I have become more interested in website documentation because of the moments when it is missing.
Nobody asks for documentation when everything is fresh. The developer remembers how the build works, the client remembers the handover and the project manager still has the decisions in their head. Six months later, the situation is different. Someone new needs to edit a page, a plugin behaves strangely, a campaign needs a new template and nobody is completely sure why the site was built in a certain way.
That is when documentation stops feeling like admin and starts feeling like infrastructure.
Documentation Should Answer Real Questions
I do not think website documentation needs to be long to be useful. In fact, long documentation often becomes a place where important details get buried. The better question is what someone will need to know when the original project team is not available.
Where are the main templates? Which blocks should editors use for common pages? How are forms routed? Which plugins are essential? What should be tested after updates? How does deployment work? Those are the questions that save time later.
The documentation should be written for the person inheriting the website, not for the person who built it. That usually means less clever explanation and more practical direction.
Writing Down Decisions, Not Just Instructions
Instructions are useful, but decisions are often more valuable. If a template was built in a particular way because the client needed control over one section, that context should be recorded. If a plugin was chosen because replacing it would have taken too long during the project, that should be visible too.
Without that context, future changes become riskier. A developer may remove something that looks unnecessary without knowing what depended on it. An editor may work around a pattern because they do not understand why it exists. The website starts losing the reasoning behind its structure.
I like documentation that explains why the site behaves the way it does. Not every detail needs a story, but the important decisions should not live only in memory.
Keeping It Close To The Work
The best documentation is close to the work it describes. Some of it belongs in the repository, especially setup notes, build commands and deployment details. Some belongs in WordPress, especially editor guidance and pattern explanations.
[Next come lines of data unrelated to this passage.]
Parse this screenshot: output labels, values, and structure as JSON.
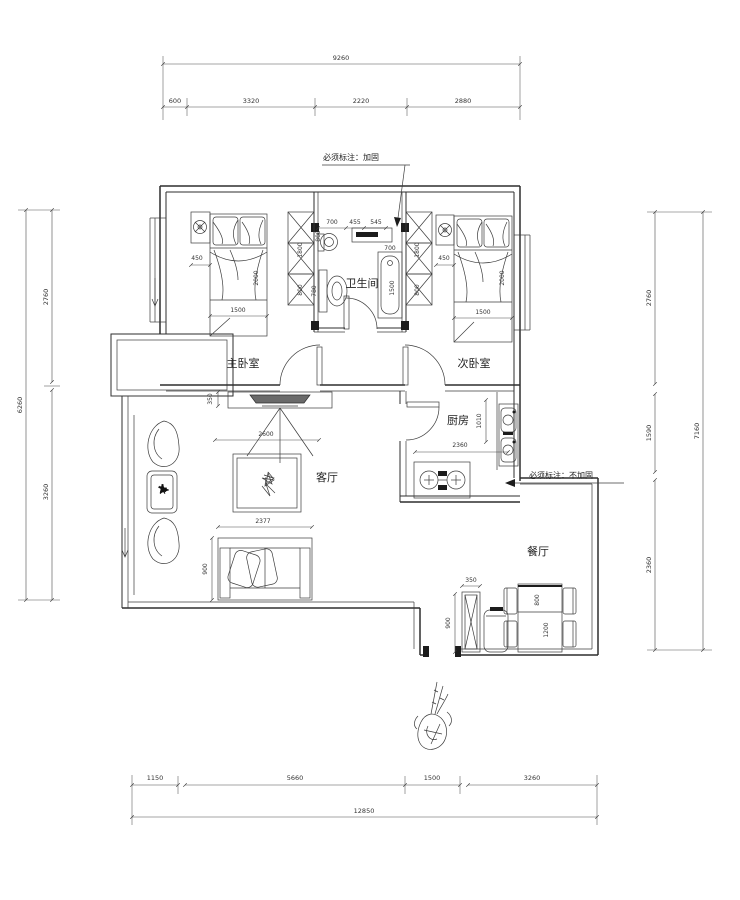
{
  "annotations": {
    "top_note": "必须标注：加固",
    "right_note": "必须标注：不加固"
  },
  "rooms": {
    "master_bedroom": "主卧室",
    "second_bedroom": "次卧室",
    "bathroom": "卫生间",
    "kitchen": "厨房",
    "living_room": "客厅",
    "dining_room": "餐厅"
  },
  "dim_top": {
    "total": "9260",
    "seg": [
      "600",
      "3320",
      "2220",
      "2880"
    ]
  },
  "dim_bottom": {
    "total": "12850",
    "seg": [
      "1150",
      "5660",
      "1500",
      "3260"
    ]
  },
  "dim_left": {
    "total": "6260",
    "seg": [
      "2760",
      "3260"
    ]
  },
  "dim_right": {
    "total": "7160",
    "seg": [
      "2760",
      "1590",
      "2360"
    ]
  },
  "dims": {
    "master": {
      "nightstand": "450",
      "bed_len": "2000",
      "bed_w": "1500",
      "ward_a": "1800",
      "ward_b": "800"
    },
    "second": {
      "nightstand": "450",
      "bed_len": "2000",
      "bed_w": "1500",
      "ward_a": "1800",
      "ward_b": "800"
    },
    "bath": {
      "a": "700",
      "b": "455",
      "c": "545",
      "basin": "800",
      "toilet": "780",
      "tub_w": "700",
      "tub_l": "1500"
    },
    "kitchen": {
      "w": "2360",
      "h": "1010"
    },
    "living": {
      "tv_depth": "350",
      "tv_wall": "2600",
      "table": "2377",
      "sofa": "900"
    },
    "dining": {
      "cab_w": "350",
      "cab_h": "900",
      "table_w": "800",
      "table_l": "1200"
    }
  },
  "colors": {
    "line": "#2e2e2e",
    "background": "#ffffff"
  }
}
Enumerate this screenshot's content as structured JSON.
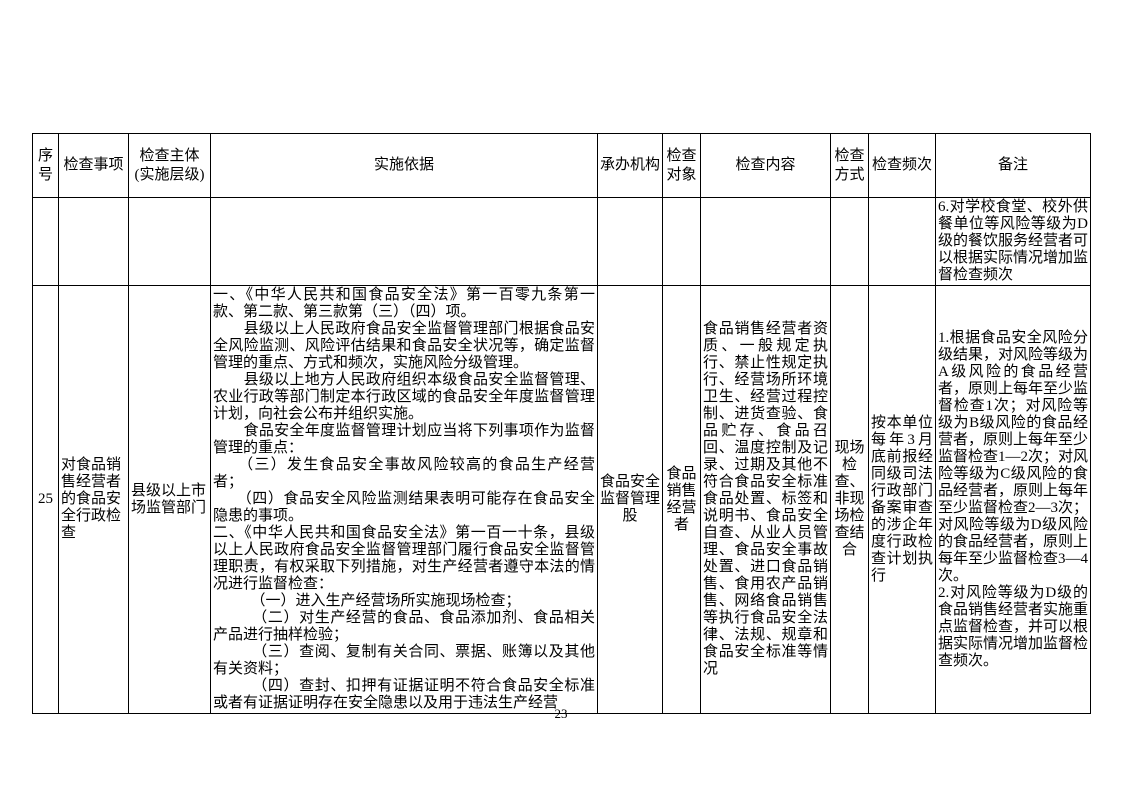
{
  "page": {
    "number": "23"
  },
  "table": {
    "headers": {
      "seq": "序号",
      "item": "检查事项",
      "subject": "检查主体\n(实施层级)",
      "basis": "实施依据",
      "agency": "承办机构",
      "target": "检查对象",
      "content": "检查内容",
      "method": "检查方式",
      "frequency": "检查频次",
      "remark": "备注"
    },
    "rows": [
      {
        "seq": "",
        "item": "",
        "subject": "",
        "basis": "",
        "agency": "",
        "target": "",
        "content": "",
        "method": "",
        "frequency": "",
        "remark": "6.对学校食堂、校外供餐单位等风险等级为D级的餐饮服务经营者可以根据实际情况增加监督检查频次"
      },
      {
        "seq": "25",
        "item": "对食品销售经营者的食品安全行政检查",
        "subject": "县级以上市场监管部门",
        "basis": "一、《中华人民共和国食品安全法》第一百零九条第一款、第二款、第三款第（三）（四）项。\n　　县级以上人民政府食品安全监督管理部门根据食品安全风险监测、风险评估结果和食品安全状况等，确定监督管理的重点、方式和频次，实施风险分级管理。\n　　县级以上地方人民政府组织本级食品安全监督管理、农业行政等部门制定本行政区域的食品安全年度监督管理计划，向社会公布并组织实施。\n　　食品安全年度监督管理计划应当将下列事项作为监督管理的重点：\n　　（三）发生食品安全事故风险较高的食品生产经营者；\n　　（四）食品安全风险监测结果表明可能存在食品安全隐患的事项。\n二、《中华人民共和国食品安全法》第一百一十条，县级以上人民政府食品安全监督管理部门履行食品安全监督管理职责，有权采取下列措施，对生产经营者遵守本法的情况进行监督检查：\n　　　（一）进入生产经营场所实施现场检查；\n　　　（二）对生产经营的食品、食品添加剂、食品相关产品进行抽样检验；\n　　　（三）查阅、复制有关合同、票据、账簿以及其他有关资料；\n　　　（四）查封、扣押有证据证明不符合食品安全标准或者有证据证明存在安全隐患以及用于违法生产经营",
        "agency": "食品安全监督管理股",
        "target": "食品销售经营者",
        "content": "食品销售经营者资质、一般规定执行、禁止性规定执行、经营场所环境卫生、经营过程控制、进货查验、食品贮存、食品召回、温度控制及记录、过期及其他不符合食品安全标准食品处置、标签和说明书、食品安全自查、从业人员管理、食品安全事故处置、进口食品销售、食用农产品销售、网络食品销售等执行食品安全法律、法规、规章和食品安全标准等情况",
        "method": "现场检查、非现场检查结合",
        "frequency": "按本单位每年3月底前报经同级司法行政部门备案审查的涉企年度行政检查计划执行",
        "remark": "1.根据食品安全风险分级结果，对风险等级为A级风险的食品经营者，原则上每年至少监督检查1次；对风险等级为B级风险的食品经营者，原则上每年至少监督检查1—2次；对风险等级为C级风险的食品经营者，原则上每年至少监督检查2—3次；对风险等级为D级风险的食品经营者，原则上每年至少监督检查3—4次。\n2.对风险等级为D级的食品销售经营者实施重点监督检查，并可以根据实际情况增加监督检查频次。"
      }
    ]
  }
}
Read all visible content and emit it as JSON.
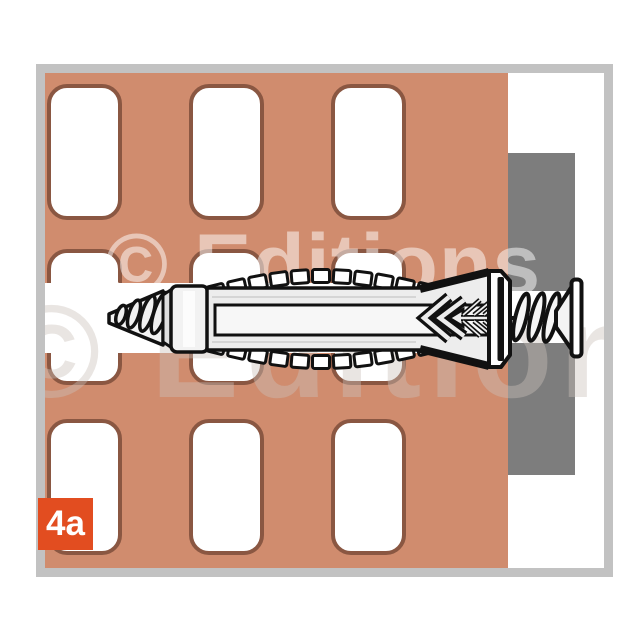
{
  "illustration": {
    "step_label": "4a",
    "watermark_line1": "© Editions",
    "watermark_line2": "© Editions"
  },
  "colors": {
    "brick": "#D08C6E",
    "brick_hole_border": "#8A5742",
    "frame_gray": "#C2C2C2",
    "panel_gray": "#7D7D7D",
    "outline_black": "#111111",
    "plug_fill": "#EDEDED",
    "step_label_bg": "#E24D20",
    "step_label_text": "#FFFFFF"
  }
}
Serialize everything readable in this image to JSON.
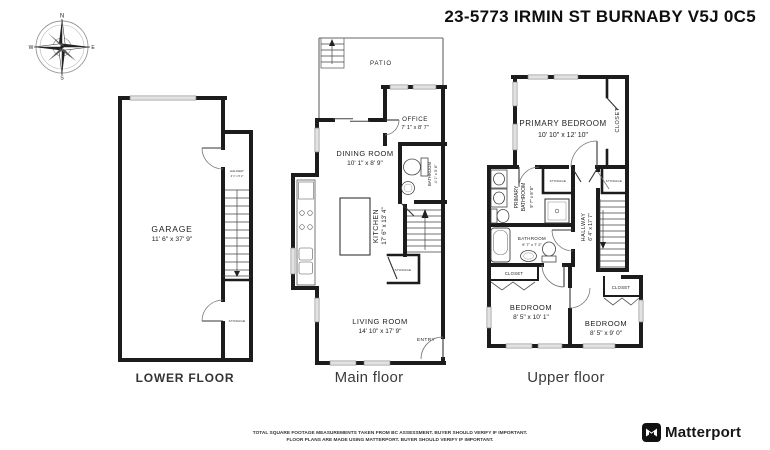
{
  "title": "23-5773 IRMIN ST BURNABY V5J 0C5",
  "compass": {
    "n": "N",
    "e": "E",
    "s": "S",
    "w": "W"
  },
  "floors": {
    "lower": {
      "caption": "LOWER FLOOR",
      "garage_name": "GARAGE",
      "garage_dims": "11' 6\" x 37' 9\"",
      "hall_name": "HALLWAY",
      "hall_dims": "3' 1\" x 5' 2\"",
      "storage_name": "STORAGE"
    },
    "main": {
      "caption": "Main floor",
      "patio": "PATIO",
      "office_name": "OFFICE",
      "office_dims": "7' 1\" x 8' 7\"",
      "dining_name": "DINING ROOM",
      "dining_dims": "10' 1\" x 8' 9\"",
      "kitchen_name": "KITCHEN",
      "kitchen_dims": "17' 6\" x 13' 4\"",
      "bath_name": "BATHROOM",
      "bath_dims": "4' 1\" x 5' 6\"",
      "living_name": "LIVING ROOM",
      "living_dims": "14' 10\" x 17' 9\"",
      "storage_name": "STORAGE",
      "entry": "ENTRY"
    },
    "upper": {
      "caption": "Upper floor",
      "primary_name": "PRIMARY BEDROOM",
      "primary_dims": "10' 10\" x 12' 10\"",
      "closet1": "CLOSET",
      "closet2": "CLOSET",
      "closet3": "CLOSET",
      "pbath_line1": "PRIMARY",
      "pbath_line2": "BATHROOM",
      "pbath_dims": "9' 7\" x 8' 5\"",
      "storage1": "STORAGE",
      "storage2": "STORAGE",
      "hall_name": "HALLWAY",
      "hall_dims": "6' 4\" x 17' 7\"",
      "bath_name": "BATHROOM",
      "bath_dims": "9' 7\" x 7' 2\"",
      "bed1_name": "BEDROOM",
      "bed1_dims": "8' 5\" x 10' 1\"",
      "bed2_name": "BEDROOM",
      "bed2_dims": "8' 5\" x 9' 0\""
    }
  },
  "footer": {
    "line1": "TOTAL SQUARE FOOTAGE MEASUREMENTS TAKEN FROM BC ASSESSMENT. BUYER SHOULD VERIFY IF IMPORTANT.",
    "line2": "FLOOR PLANS ARE MADE USING MATTERPORT. BUYER SHOULD VERIFY IF IMPORTANT.",
    "brand": "Matterport"
  }
}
Some belongs in a shared project space where non-developers can find it.
The format matters less than whether people can actually find and maintain it. A beautiful document that nobody updates becomes stale quickly. A simple page that gets revised after each meaningful change is far more useful.
I also think documentation should be reviewed during maintenance. If a process changes, the documentation should change with it. Otherwise it becomes a record of how the website used to work, which can be worse than having nothing because it creates false confidence.
Retrospective Thoughts
Documentation is not there to make the project look more professional. It is there to reduce dependency on memory. That matters because websites often outlive the teams that built them.
The quiet value of documentation appears when someone needs to make a decision under pressure. A clear note, a recorded reason or a simple update route can prevent hours of guessing. That is why I now treat documentation as part of the build rather than something to tidy up if there is time at the end.